Did you know that broccoli sprouts can improve autism symptoms and other neuroinflammatory conditions?
At first, I thought it was too good to be true until I looked into the science much further.
How could this one tiny food do so much good?
Broccoli sprouts possess large amounts of a compound called glucoraphanin, the precursor to sulforaphane. Sulforaphane is a phytochemical that has been known to help increase glutathione production.
Glutathione is the major antioxidant in the body and reduce oxidative stress. It supports a strong immune system, and is also crucial for the nervous system and gastrointestinal system. It’s also very important in detoxification. I’ve written about sulforaphane with regard to reducing free radicals associated with pesticide use.
Studies show children with autism are low in glutathione(1). And boosting glutathione supports the underlying systems negatively impacted in autism and can reduce the symptoms of autism.
And broccoli sprouts can help.
Studies on sulforaphane show it improves mitochondrial function and reduces neuroinflammation, and has been recently shown to improve autism symptoms(2).
Another recent small clinical trial showed that sulforaphane from broccoli sprouts significantly reduced the behavioral symptoms of ASD(3).

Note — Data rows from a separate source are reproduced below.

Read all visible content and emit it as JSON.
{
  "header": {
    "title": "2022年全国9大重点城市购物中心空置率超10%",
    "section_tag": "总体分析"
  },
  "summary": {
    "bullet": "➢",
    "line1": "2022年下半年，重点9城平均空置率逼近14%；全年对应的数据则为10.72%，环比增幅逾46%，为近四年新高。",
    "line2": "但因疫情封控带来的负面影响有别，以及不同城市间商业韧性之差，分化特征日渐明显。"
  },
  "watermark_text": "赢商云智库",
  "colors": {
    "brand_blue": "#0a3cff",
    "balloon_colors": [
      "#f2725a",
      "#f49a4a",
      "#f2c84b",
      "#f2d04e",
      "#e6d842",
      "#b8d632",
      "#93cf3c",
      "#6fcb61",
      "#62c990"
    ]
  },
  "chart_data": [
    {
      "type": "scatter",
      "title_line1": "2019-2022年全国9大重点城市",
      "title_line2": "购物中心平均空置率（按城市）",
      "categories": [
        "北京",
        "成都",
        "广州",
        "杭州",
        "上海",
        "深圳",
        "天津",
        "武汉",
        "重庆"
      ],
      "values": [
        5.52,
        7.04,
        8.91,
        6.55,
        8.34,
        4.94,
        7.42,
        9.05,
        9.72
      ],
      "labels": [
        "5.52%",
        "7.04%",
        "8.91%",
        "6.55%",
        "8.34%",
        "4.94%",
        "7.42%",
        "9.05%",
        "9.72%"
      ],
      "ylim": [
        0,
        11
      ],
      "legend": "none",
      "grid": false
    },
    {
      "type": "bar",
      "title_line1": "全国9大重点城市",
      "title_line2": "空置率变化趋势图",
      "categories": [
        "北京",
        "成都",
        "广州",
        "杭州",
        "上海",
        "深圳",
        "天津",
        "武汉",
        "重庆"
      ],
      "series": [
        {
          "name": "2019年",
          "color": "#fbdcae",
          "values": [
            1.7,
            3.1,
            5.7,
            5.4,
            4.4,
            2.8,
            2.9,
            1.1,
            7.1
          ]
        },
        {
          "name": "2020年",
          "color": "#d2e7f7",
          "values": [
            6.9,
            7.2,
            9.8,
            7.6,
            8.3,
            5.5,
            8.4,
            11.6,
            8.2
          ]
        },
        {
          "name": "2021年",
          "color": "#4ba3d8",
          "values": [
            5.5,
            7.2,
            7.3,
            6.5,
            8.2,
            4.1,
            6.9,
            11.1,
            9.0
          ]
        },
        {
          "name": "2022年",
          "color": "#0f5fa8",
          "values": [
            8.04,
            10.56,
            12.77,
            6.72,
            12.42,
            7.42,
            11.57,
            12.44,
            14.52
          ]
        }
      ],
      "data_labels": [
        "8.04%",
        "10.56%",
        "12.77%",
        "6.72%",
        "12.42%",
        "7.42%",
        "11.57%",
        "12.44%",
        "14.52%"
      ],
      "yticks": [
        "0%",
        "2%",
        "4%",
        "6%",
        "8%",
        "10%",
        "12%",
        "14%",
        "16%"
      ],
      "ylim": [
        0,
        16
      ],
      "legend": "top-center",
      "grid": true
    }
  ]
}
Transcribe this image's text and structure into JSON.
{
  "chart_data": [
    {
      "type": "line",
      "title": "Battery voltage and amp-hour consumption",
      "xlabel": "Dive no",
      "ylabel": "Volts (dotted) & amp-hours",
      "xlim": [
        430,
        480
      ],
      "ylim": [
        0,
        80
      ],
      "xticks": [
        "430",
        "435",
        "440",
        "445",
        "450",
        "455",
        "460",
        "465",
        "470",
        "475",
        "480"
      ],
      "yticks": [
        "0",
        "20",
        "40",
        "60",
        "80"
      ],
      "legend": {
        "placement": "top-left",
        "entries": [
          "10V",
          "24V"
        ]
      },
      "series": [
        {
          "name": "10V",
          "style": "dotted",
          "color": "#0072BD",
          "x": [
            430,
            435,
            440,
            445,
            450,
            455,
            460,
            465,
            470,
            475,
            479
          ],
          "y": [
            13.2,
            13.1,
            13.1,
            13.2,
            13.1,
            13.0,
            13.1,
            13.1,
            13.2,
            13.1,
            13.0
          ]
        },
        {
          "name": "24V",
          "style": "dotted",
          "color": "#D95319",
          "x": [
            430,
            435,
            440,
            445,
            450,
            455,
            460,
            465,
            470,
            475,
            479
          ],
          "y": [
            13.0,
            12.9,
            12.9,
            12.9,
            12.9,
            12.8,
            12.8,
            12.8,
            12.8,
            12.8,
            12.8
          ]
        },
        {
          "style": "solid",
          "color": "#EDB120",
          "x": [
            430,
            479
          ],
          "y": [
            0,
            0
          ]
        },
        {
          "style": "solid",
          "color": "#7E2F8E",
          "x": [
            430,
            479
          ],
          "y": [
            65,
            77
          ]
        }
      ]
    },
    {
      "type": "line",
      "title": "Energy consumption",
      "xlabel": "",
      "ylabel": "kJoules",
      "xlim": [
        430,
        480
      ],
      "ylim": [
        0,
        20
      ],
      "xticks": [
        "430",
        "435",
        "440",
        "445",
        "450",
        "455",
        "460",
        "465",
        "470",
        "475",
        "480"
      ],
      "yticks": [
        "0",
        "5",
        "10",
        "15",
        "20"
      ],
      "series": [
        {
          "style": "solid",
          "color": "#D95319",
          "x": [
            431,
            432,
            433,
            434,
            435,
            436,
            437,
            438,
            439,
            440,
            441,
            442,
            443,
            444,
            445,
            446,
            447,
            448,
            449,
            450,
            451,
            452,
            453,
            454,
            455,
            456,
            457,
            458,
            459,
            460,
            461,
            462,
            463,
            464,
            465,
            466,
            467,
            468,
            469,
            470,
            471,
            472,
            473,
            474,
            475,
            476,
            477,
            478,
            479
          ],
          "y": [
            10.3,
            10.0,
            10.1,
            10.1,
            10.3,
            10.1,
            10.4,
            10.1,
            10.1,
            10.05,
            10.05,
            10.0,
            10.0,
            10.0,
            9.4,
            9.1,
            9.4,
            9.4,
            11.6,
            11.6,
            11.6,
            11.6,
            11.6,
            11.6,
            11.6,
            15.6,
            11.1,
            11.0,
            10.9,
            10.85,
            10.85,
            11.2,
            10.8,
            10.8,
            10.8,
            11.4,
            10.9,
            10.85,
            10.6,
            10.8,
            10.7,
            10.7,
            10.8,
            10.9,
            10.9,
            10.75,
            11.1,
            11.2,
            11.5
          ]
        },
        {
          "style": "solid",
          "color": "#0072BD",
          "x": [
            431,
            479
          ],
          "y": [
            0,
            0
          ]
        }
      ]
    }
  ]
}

This new research gives us hope, as broccoli sprouts contain 30 times the amount of sulforaphane precursor as the mature broccoli plant!
This is promising news for autism!
We make our own broccoli sprouts, and you can too. It’s very easy.
Here is my DIY broccoli sprout recipe:
DIY Broccoli Sprouts
1 quart sized mason jar, sterilized (or well scrubbed with really hot water and dried naturally).
- Put 2 Tablespoons broccoli seeds in the mason jar
- Fill half way with water
- Swirl it around to agitate the seeds, and get little beads of air around them
- Soak for 8 hours
- Put a sprouting lid on the mason jar
- Drain water out, and leave jar upside down to keep water out
- Water daily by filling it up and draining it upside down.
Keep in dark place or indirect sunlight. they will start sprouting after about 24 hours
The sprout are typically done around 5 days. For last few hours. put them in the sun to turn them green. It doesn’t need to be direct sunlight, indirect works fine.
After they green on the outside, you can break apart the sprouts some, to get the inside green as well.
- Separate the seed hulls from the sprouts. I use a mini salad spinner. I fill it with water, and agitate all the sprouts. Most of the hulls will float to the top, some will sink. As they float, I keep filling it with water and draining it off until as many hulls are separated as possible.
- Drain them again.
Store your sprouts in the refrigerator. They should last about 4 days (although in my house they run out before then). Basically, when I harvest one batch, I start soaking another! That way I always have some sprouts on hand.
Keep in mind, these sprouts are spicy! So to make them most enjoyable, especially for kids, I put them on salads, mix them 50/50 with sauerkraut to make “sprout kraut”, or put them in wraps/sandwiches.
(1) James, S. Jill, et al. “Metabolic biomarkers of increased oxidative stress and impaired methylation capacity in children with autism.” The American journal of clinical nutrition 80.6 (2004): 1611-1617.